Knees bent and arms in front of his head Williamson lay face downward partially embedded in a shelving mass of loose wreckage some twenty feet below. Faint, irregular sounds of breathing in his phones told Conway that the Monitor’s quick thinking in wrapping his arms around his head had, by protecting his suit’s fragile face-plate, saved his life. But whether or not Williamson lived for long or not depended on the nature of his other injuries, and they in turn depended on the amount of gravitic attraction in the floor section which had sucked him down.

It was now obvious that the accident was due to a square of deck in which the artificial gravity grid was, despite the wholesale destruction of circuits in the crash area, still operative. Conway was profoundly thankful that the attraction was exerted only at right angles to the grid’s surface and that the floor section had been warped slightly. Had it been facing straight up then both the Monitor and himself would have dropped, and from a distance considerably greater than twenty feet.

Carefully paying out his safety line Conway approached the huddled form of Williamson. His grip tightened convulsively on the rope when he came within the field of influence of the gravity grid, then eased as he realized that its power was at most only one and a half Gs. With a steady attraction now pulling him downward toward the Monitor, Conway began lowering himself hand over hand. He could have used his neutralizer pack to counteract that pull, of course, and just drifted down, but that would have been risky. If he accidentally passed out of the floor section’s area of influence, then the pack would have flung him upward again, with probably fatal results.

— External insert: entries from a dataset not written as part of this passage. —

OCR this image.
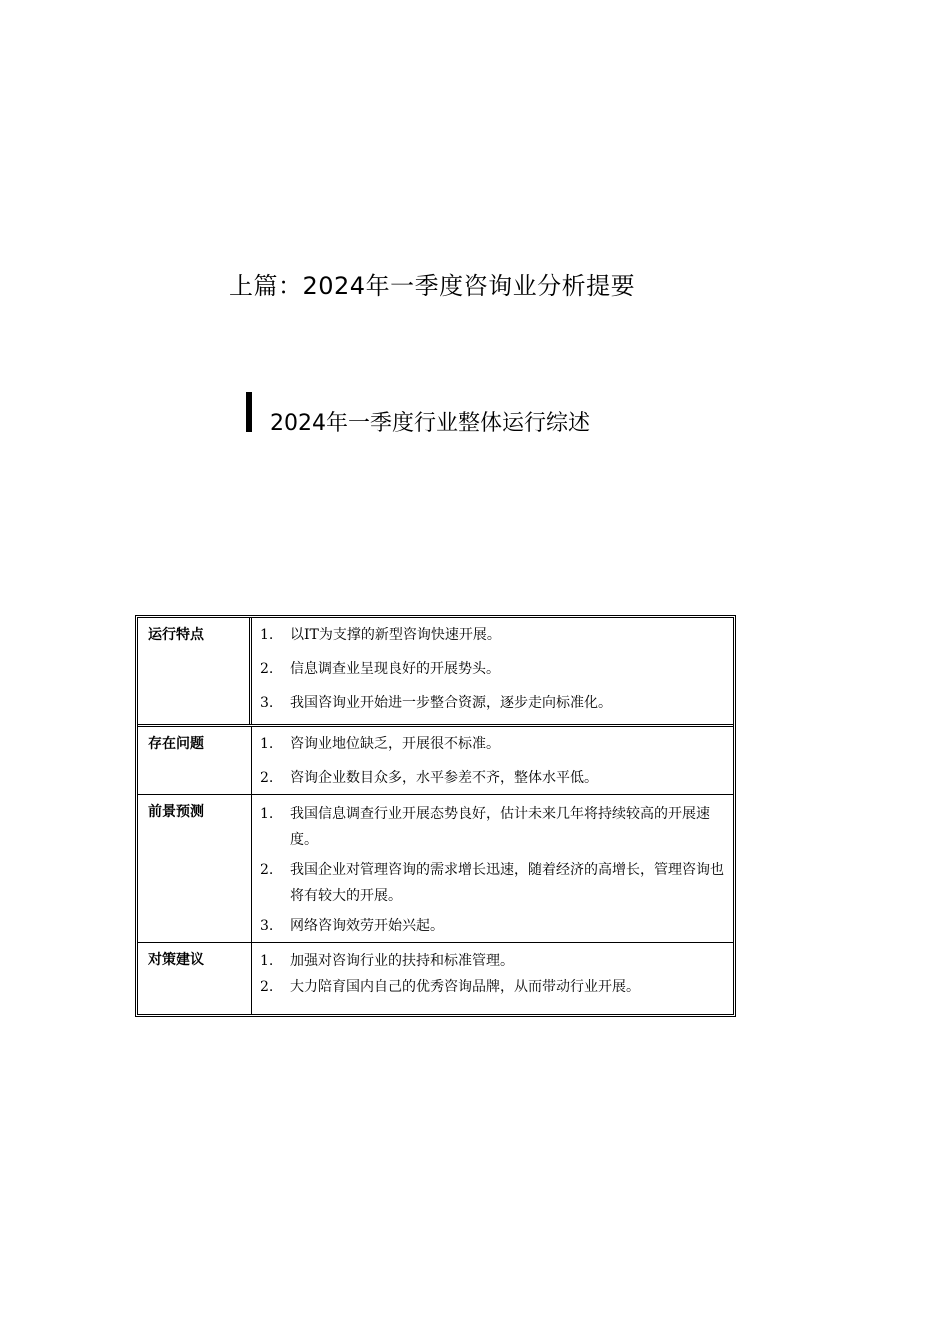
上篇：2024年一季度咨询业分析提要
2024年一季度行业整体运行综述
运行特点	1.	以IT为支撑的新型咨询快速开展。
2.	信息调查业呈现良好的开展势头。
3.	我国咨询业开始进一步整合资源，逐步走向标准化。
存在问题	1.	咨询业地位缺乏，开展很不标准。
2.	咨询企业数目众多，水平参差不齐，整体水平低。
前景预测	1.	我国信息调查行业开展态势良好，估计未来几年将持续较高的开展速度。
2.	我国企业对管理咨询的需求增长迅速，随着经济的高增长，管理咨询也将有较大的开展。
3.	网络咨询效劳开始兴起。
对策建议	1.	加强对咨询行业的扶持和标准管理。
2.	大力陪育国内自己的优秀咨询品牌，从而带动行业开展。
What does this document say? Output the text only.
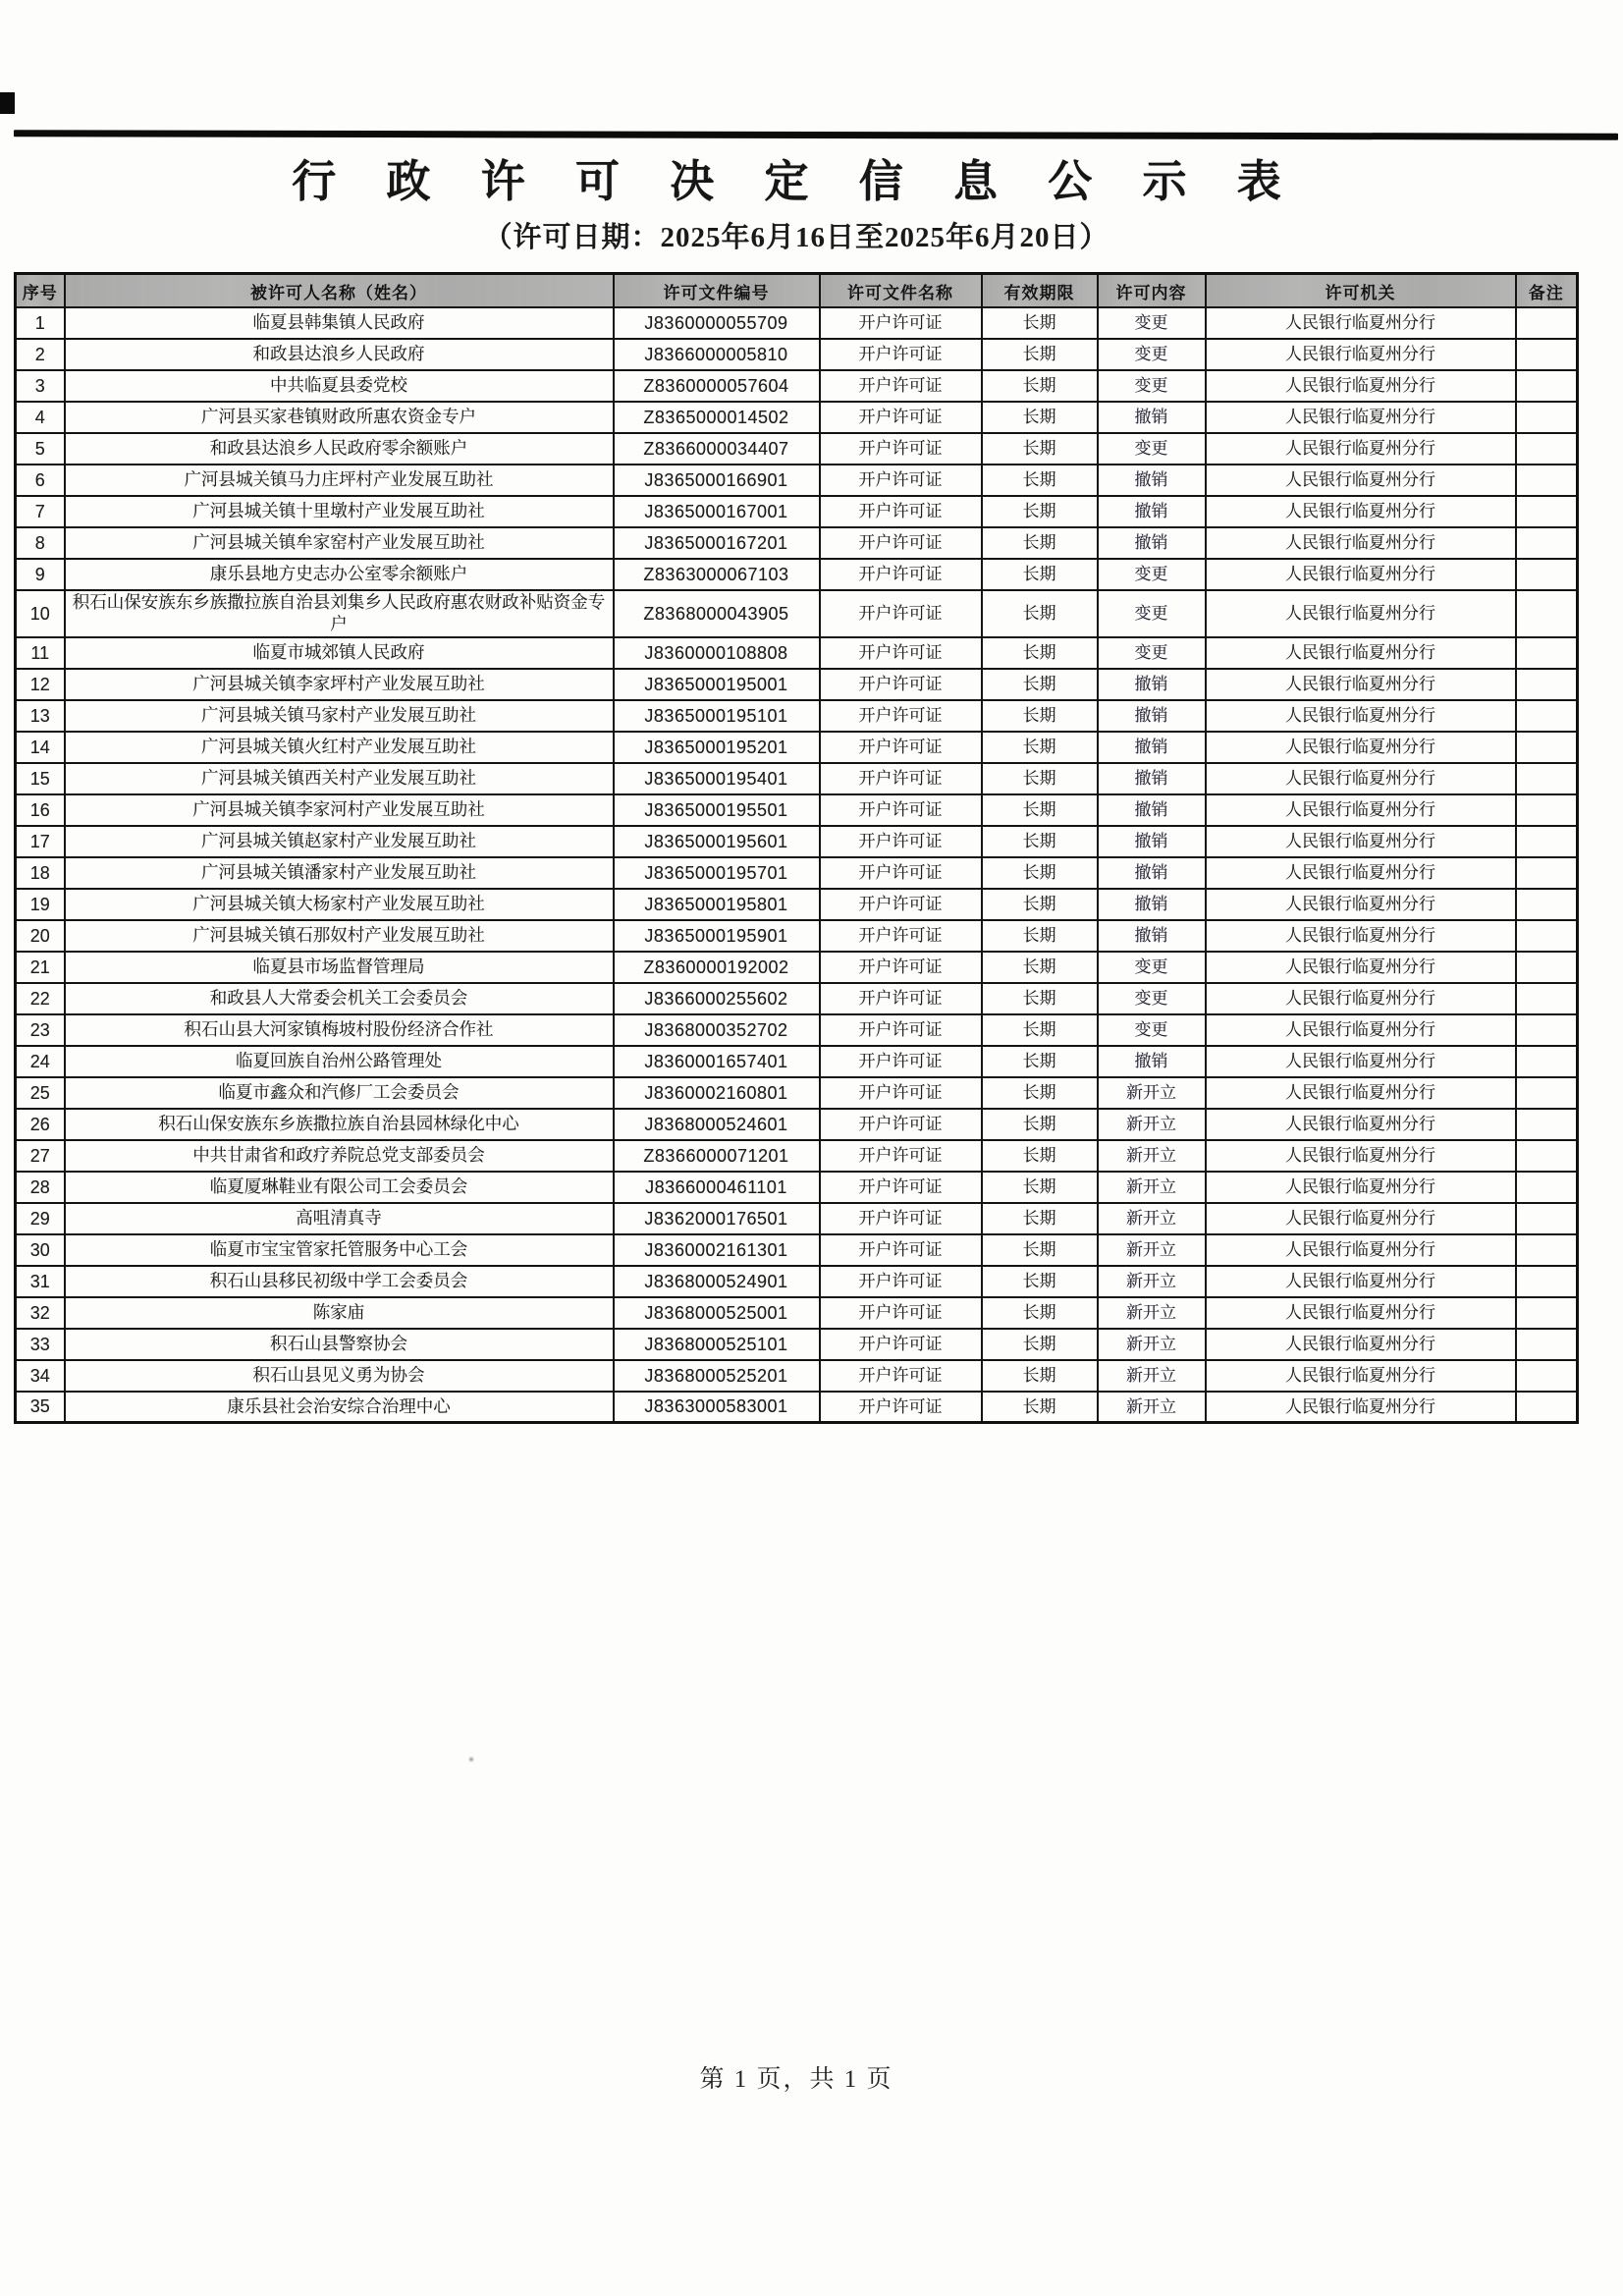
行 政 许 可 决 定 信 息 公 示 表
（许可日期：2025年6月16日至2025年6月20日）
序号	被许可人名称（姓名）	许可文件编号	许可文件名称	有效期限	许可内容	许可机关	备注
1	临夏县韩集镇人民政府	J8360000055709	开户许可证	长期	变更	人民银行临夏州分行	
2	和政县达浪乡人民政府	J8366000005810	开户许可证	长期	变更	人民银行临夏州分行	
3	中共临夏县委党校	Z8360000057604	开户许可证	长期	变更	人民银行临夏州分行	
4	广河县买家巷镇财政所惠农资金专户	Z8365000014502	开户许可证	长期	撤销	人民银行临夏州分行	
5	和政县达浪乡人民政府零余额账户	Z8366000034407	开户许可证	长期	变更	人民银行临夏州分行	
6	广河县城关镇马力庄坪村产业发展互助社	J8365000166901	开户许可证	长期	撤销	人民银行临夏州分行	
7	广河县城关镇十里墩村产业发展互助社	J8365000167001	开户许可证	长期	撤销	人民银行临夏州分行	
8	广河县城关镇牟家窑村产业发展互助社	J8365000167201	开户许可证	长期	撤销	人民银行临夏州分行	
9	康乐县地方史志办公室零余额账户	Z8363000067103	开户许可证	长期	变更	人民银行临夏州分行	
10	积石山保安族东乡族撒拉族自治县刘集乡人民政府惠农财政补贴资金专户	Z8368000043905	开户许可证	长期	变更	人民银行临夏州分行	
11	临夏市城郊镇人民政府	J8360000108808	开户许可证	长期	变更	人民银行临夏州分行	
12	广河县城关镇李家坪村产业发展互助社	J8365000195001	开户许可证	长期	撤销	人民银行临夏州分行	
13	广河县城关镇马家村产业发展互助社	J8365000195101	开户许可证	长期	撤销	人民银行临夏州分行	
14	广河县城关镇火红村产业发展互助社	J8365000195201	开户许可证	长期	撤销	人民银行临夏州分行	
15	广河县城关镇西关村产业发展互助社	J8365000195401	开户许可证	长期	撤销	人民银行临夏州分行	
16	广河县城关镇李家河村产业发展互助社	J8365000195501	开户许可证	长期	撤销	人民银行临夏州分行	
17	广河县城关镇赵家村产业发展互助社	J8365000195601	开户许可证	长期	撤销	人民银行临夏州分行	
18	广河县城关镇潘家村产业发展互助社	J8365000195701	开户许可证	长期	撤销	人民银行临夏州分行	
19	广河县城关镇大杨家村产业发展互助社	J8365000195801	开户许可证	长期	撤销	人民银行临夏州分行	
20	广河县城关镇石那奴村产业发展互助社	J8365000195901	开户许可证	长期	撤销	人民银行临夏州分行	
21	临夏县市场监督管理局	Z8360000192002	开户许可证	长期	变更	人民银行临夏州分行	
22	和政县人大常委会机关工会委员会	J8366000255602	开户许可证	长期	变更	人民银行临夏州分行	
23	积石山县大河家镇梅坡村股份经济合作社	J8368000352702	开户许可证	长期	变更	人民银行临夏州分行	
24	临夏回族自治州公路管理处	J8360001657401	开户许可证	长期	撤销	人民银行临夏州分行	
25	临夏市鑫众和汽修厂工会委员会	J8360002160801	开户许可证	长期	新开立	人民银行临夏州分行	
26	积石山保安族东乡族撒拉族自治县园林绿化中心	J8368000524601	开户许可证	长期	新开立	人民银行临夏州分行	
27	中共甘肃省和政疗养院总党支部委员会	Z8366000071201	开户许可证	长期	新开立	人民银行临夏州分行	
28	临夏厦琳鞋业有限公司工会委员会	J8366000461101	开户许可证	长期	新开立	人民银行临夏州分行	
29	高咀清真寺	J8362000176501	开户许可证	长期	新开立	人民银行临夏州分行	
30	临夏市宝宝管家托管服务中心工会	J8360002161301	开户许可证	长期	新开立	人民银行临夏州分行	
31	积石山县移民初级中学工会委员会	J8368000524901	开户许可证	长期	新开立	人民银行临夏州分行	
32	陈家庙	J8368000525001	开户许可证	长期	新开立	人民银行临夏州分行	
33	积石山县警察协会	J8368000525101	开户许可证	长期	新开立	人民银行临夏州分行	
34	积石山县见义勇为协会	J8368000525201	开户许可证	长期	新开立	人民银行临夏州分行	
35	康乐县社会治安综合治理中心	J8363000583001	开户许可证	长期	新开立	人民银行临夏州分行	
第 1 页，共 1 页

The Monitor was still unconscious when Conway reached him, and though he could not tell for sure, owing to the other wearing a spacesuit, he suspected multiple fractures in both arms. As he gently disengaged the limp figure from the surrounding wreckage it was suddenly borne on him that Williamson needed attention, immediate attention with all the resources the hospital could provide. He had just realized that the Monitor had been the recipient of a large number of pep-shots; his reserves of strength must be gone. When he regained consciousness, if he ever did, he might not be able to withstand the shock.

VIII

Conway was about to call through for assistance when a chunk of ragged edged metal spun past his helmet. He swung around just in time to duck another piece of wreckage which was sailing toward him. Only then did he see the outlines of a nonhuman, space suited figure which was partially hidden in a tangle of metal about ten yards away. The being was throwing things at him!